Questa tesi è nata da una preoccupazione giusta che tutti oggi condividiamo: togliere alla radice ogni pretesto all’antisemitismo che tanto male ha procurato al popolo ebraico da parte dei cristiani. Ma il torto che si può fare a una causa giusta è quello di difenderla con argomenti sbagliati. La lotta all’antisemitismo va posta su un fondamento più solido che una discutibile interpretazione dei racconti della Passione.

L’estraneità del popolo ebraico alla responsabilità della morte di Cristo è confermata da una certezza biblica che i cristiani hanno in comune con gli ebrei, ma che purtroppo per tanti secoli è stata stranamente dimenticata: “Colui che ha peccato deve morire. Il figlio non sconta l’iniquità del padre, né il padre l’iniquità del figlio” (Ezechiele 18, 20).
La dottrina della Chiesa conosce un solo peccato che si trasmette per eredità da padre in figlio, il peccato originale, nessun altro.

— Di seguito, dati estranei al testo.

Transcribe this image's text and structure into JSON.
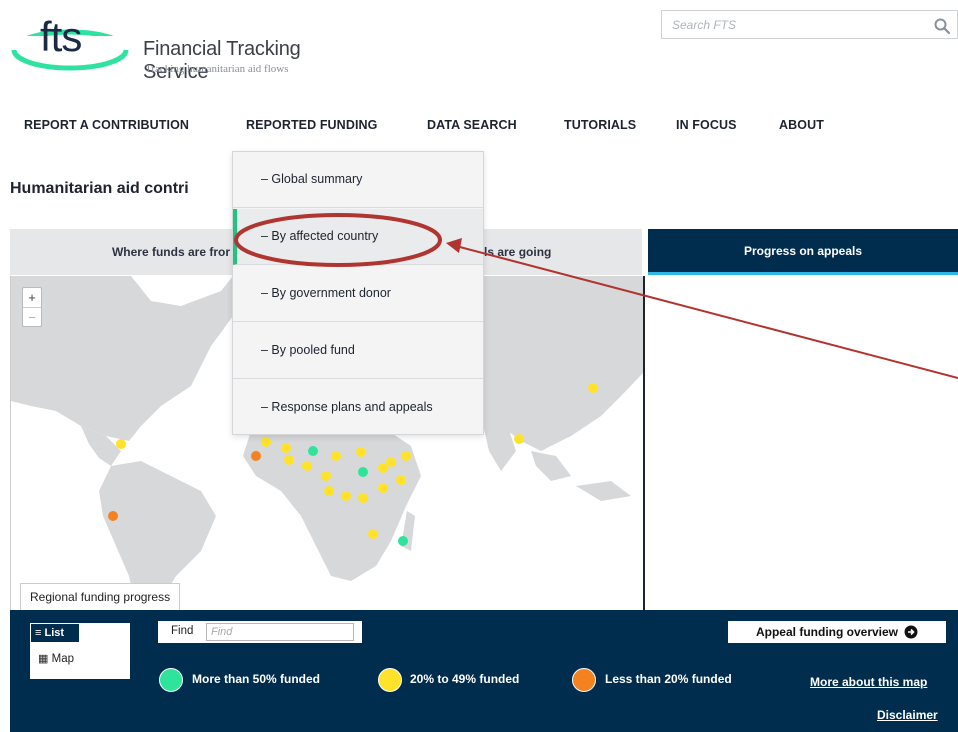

Gesù è il più grande dono che il popolo ebraico ha fatto all’umanità e non deve mai più diventare motivo di condanna per esso.


- Perché un uomo così è finito sulla croce?
- Quale il motivo, e chi sono i responsabili,
della sua morte? Gli ebrei? oppure …


Chiarito il rifiuto dell’antisemitismo, vorrei tentare di spiegare perché non si può accettare la tesi della totale estraneità delle autorità ebraiche alla morte di Cristo e quindi della natura essenzialmente politica di essa. Paolo,  nella più antica delle sue lettere,  scritta intorno all’ano 50,  dà della condanna di Cristo, la stessa fondamentale versione dei Vangeli: dice che i “giudei hanno messo a morte Gesù” (1 Tessalonicesi 2, 15). Ed egli sui fatti accaduti a Gerusalemme poco tempo prima del suo arrivo in città egli doveva essere informato meglio di noi moderni, avendo, un tempo (in quanto romano) approvato e difeso la condanna del Nazareno,
Pilato non era una persona sensibile a ragioni di giustizia, tale da preoccuparsi della sorte di un ignoto giudeo; era un tipo duro e crudele, pronto a stroncare nel sangue ogni minimo indizio di rivolta. Tutto ciò è storia, quindi verissimo. Egli però non tenta di salvare Gesù per compassione verso la vittima, ma solo per un puntiglio contro i suoi accusatori, con i quali era in atto una guerra sorda fin dal suo arrivo in Giudea. Naturalmente, questo non diminuisce affatto la responsabilità di Pilato nella condanna di Cristo, che ricade su di lui, non meno che sui capi ebrei.

La conclusione che possiamo tirare dalle considerazioni storiche fatte è dunque che potere religioso e potere politico, i capi del sinedrio e il procuratore romano parteciparono entrambi, per motivi diversi, alla condanna di Cristo. La storia né dice tutto e neppure l’essenziale su questo punto. Per la fede, a mettere a morte Gesù siamo stati tutti noi con i nostri peccati.